Вернуться к В.Н. Есенков. Рыцарь, или Легенда о Михаиле Булгакове

Глава двадцать четвертая. Он понимает, что обречен

Однако же ужасно не хочется в гроб, таков человек. Откуда он берет силы, невозможно понять. Все же где-то берет. Все же продолжает бороться тем прохладным пасмурным летом с гремящими грозами, мало чем уступающими той великой грозе, которая накроет нелюбимый прокуратором город. Об одной из своих пьес кой с кем говорит. Обещают что-то туманное, как научились уже отвечать. Начинает с непривычки казаться, что в этом мраке брезжит какой-то слабенький луч, брезжит, мерцает, манит, а затем пропадает бесследно. После этого еще скверней становится на душе. Тревожными ночами, при блеске молний, под обвалы близкого грома и свирепый грохот дождя в водосток, его посещают мрачные, но глубокие размышления, о смысле которых приблизительно можно догадываться.

Главным образом нить этих размышлений приводит к тому, что лишенный благородства, даже элементарной порядочности пролетарский писатель Билль-Белоцерковский в своем письме товарищу Сталину донес на него, и если бы не этот иудин донос, товарищ Сталин не стал бы его никому не известного «Бега» читать, следовательно, не появился бы ответ товарища Сталина и, как следствие, не стали бы изыматься из репертуара одна за другой его блестящие пьесы, дающие каждый раз полный сбор.

Выходит, что нисколько не зазорно и для него, в свою очередь, обратиться к тому же всемогущему адресату, обрисовать живыми красками свое сквернейшее положение, однако не о снисхождении или защите просить, а только о наказании, которое в течение последних истребительных лет систематически применялось к другим.

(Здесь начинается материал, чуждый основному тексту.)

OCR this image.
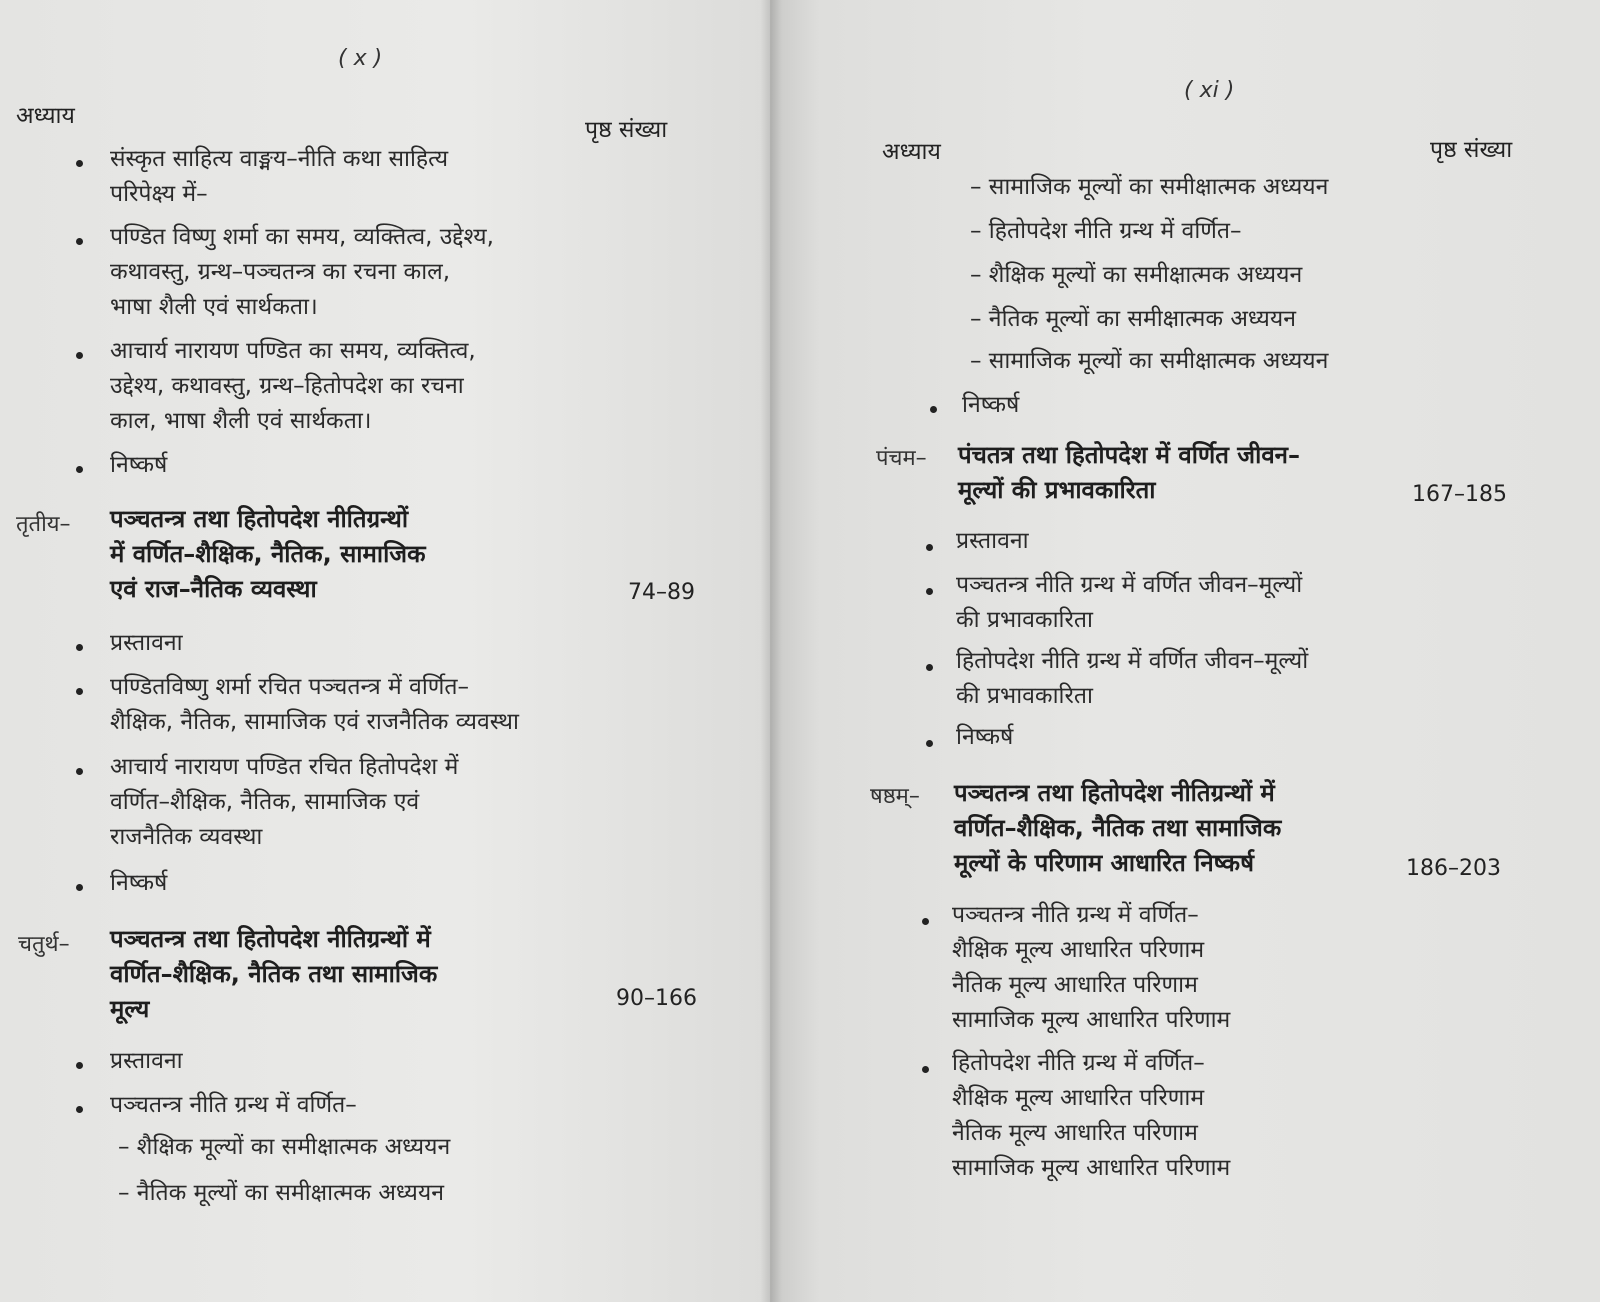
( x )
अध्याय
पृष्ठ संख्या
संस्कृत साहित्य वाङ्मय–नीति कथा साहित्य
परिपेक्ष्य में–
पण्डित विष्णु शर्मा का समय, व्यक्तित्व, उद्देश्य,
कथावस्तु, ग्रन्थ–पञ्चतन्त्र का रचना काल,
भाषा शैली एवं सार्थकता।
आचार्य नारायण पण्डित का समय, व्यक्तित्व,
उद्देश्य, कथावस्तु, ग्रन्थ–हितोपदेश का रचना
काल, भाषा शैली एवं सार्थकता।
निष्कर्ष
तृतीय– पञ्चतन्त्र तथा हितोपदेश नीतिग्रन्थों
में वर्णित–शैक्षिक, नैतिक, सामाजिक
एवं राज–नैतिक व्यवस्था	74–89
प्रस्तावना
पण्डितविष्णु शर्मा रचित पञ्चतन्त्र में वर्णित–
शैक्षिक, नैतिक, सामाजिक एवं राजनैतिक व्यवस्था
आचार्य नारायण पण्डित रचित हितोपदेश में
वर्णित–शैक्षिक, नैतिक, सामाजिक एवं
राजनैतिक व्यवस्था
निष्कर्ष
चतुर्थ– पञ्चतन्त्र तथा हितोपदेश नीतिग्रन्थों में
वर्णित–शैक्षिक, नैतिक तथा सामाजिक
मूल्य	90–166
प्रस्तावना
पञ्चतन्त्र नीति ग्रन्थ में वर्णित–
– शैक्षिक मूल्यों का समीक्षात्मक अध्ययन
– नैतिक मूल्यों का समीक्षात्मक अध्ययन
( xi )
अध्याय	पृष्ठ संख्या
– सामाजिक मूल्यों का समीक्षात्मक अध्ययन
– हितोपदेश नीति ग्रन्थ में वर्णित–
– शैक्षिक मूल्यों का समीक्षात्मक अध्ययन
– नैतिक मूल्यों का समीक्षात्मक अध्ययन
– सामाजिक मूल्यों का समीक्षात्मक अध्ययन
निष्कर्ष
पंचम– पंचतत्र तथा हितोपदेश में वर्णित जीवन–
मूल्यों की प्रभावकारिता	167–185
प्रस्तावना
पञ्चतन्त्र नीति ग्रन्थ में वर्णित जीवन–मूल्यों
की प्रभावकारिता
हितोपदेश नीति ग्रन्थ में वर्णित जीवन–मूल्यों
की प्रभावकारिता
निष्कर्ष
षष्ठम्– पञ्चतन्त्र तथा हितोपदेश नीतिग्रन्थों में
वर्णित–शैक्षिक, नैतिक तथा सामाजिक
मूल्यों के परिणाम आधारित निष्कर्ष	186–203
पञ्चतन्त्र नीति ग्रन्थ में वर्णित–
शैक्षिक मूल्य आधारित परिणाम
नैतिक मूल्य आधारित परिणाम
सामाजिक मूल्य आधारित परिणाम
हितोपदेश नीति ग्रन्थ में वर्णित–
शैक्षिक मूल्य आधारित परिणाम
नैतिक मूल्य आधारित परिणाम
सामाजिक मूल्य आधारित परिणाम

И он обращается. В конце июля, по-видимому. Скупыми словами очерчивает свою литературную деятельность. Сообщает о запрещении всех своих пьес, причем не стесняется подчеркнуть, что «Зойкину квартиру» снимают после двухсотого, а «Дни Турбиных» даже после трехсотого представления. Последовательно перечисляет запрещенную прозу, начиная с «Записок на манжетах», кончая внезапно прерванной публикацией романа «Белая гвардия», поскольку запрещению подвергся самый журнал. Особенно останавливается на бесчинствах испепеляющей критики, наконец принявшей характер неистовой брани. Упоминает об отклоненном прошении выехать за границу для устройства своих литературных дел. Не обходит стороной рукописи, арестованные недремлющим ОГПУ. Другими словами, рискует вовсю, рисуя картину своей полнейшей несовместимости с той культурной политикой, которая проводится в СССР. Для чего он делает это? Разве не понимает, чем ему эта несовместимость грозит? Именно понимает. И решается упредить крайние, то есть репрессивные меры, навлечь на себя желаемую беду, взамен той, которая, по его разумным предположениям, неминуемо поджидает его. Письмо завершается даже не просьбой, я бы не решился это просьбой назвать. Он делает все, чтобы никакое, даже самое малоприметное пятнышко не замарало достоинства, ни одна, даже самая слабая тень не упала на честь, и потому в тоне его выражается требование:

«К концу десятого года силы мои надломились, не будучи в силах более существовать, затравленный, зная, что ни печататься, ни ставиться более в пределах СССР мне нельзя, доведенный до нервного расстройства, я обращаюсь к Вам и прошу Вашего ходатайства перед Правительством СССР ОБ ИЗГНАНИИ МЕНЯ ЗА ПРЕДЕЛЫ СССР ВМЕСТЕ С ЖЕНОЙ МОЕЙ Л.Е. БУЛГАКОВОЙ, которая к прошению этому присоединяется...»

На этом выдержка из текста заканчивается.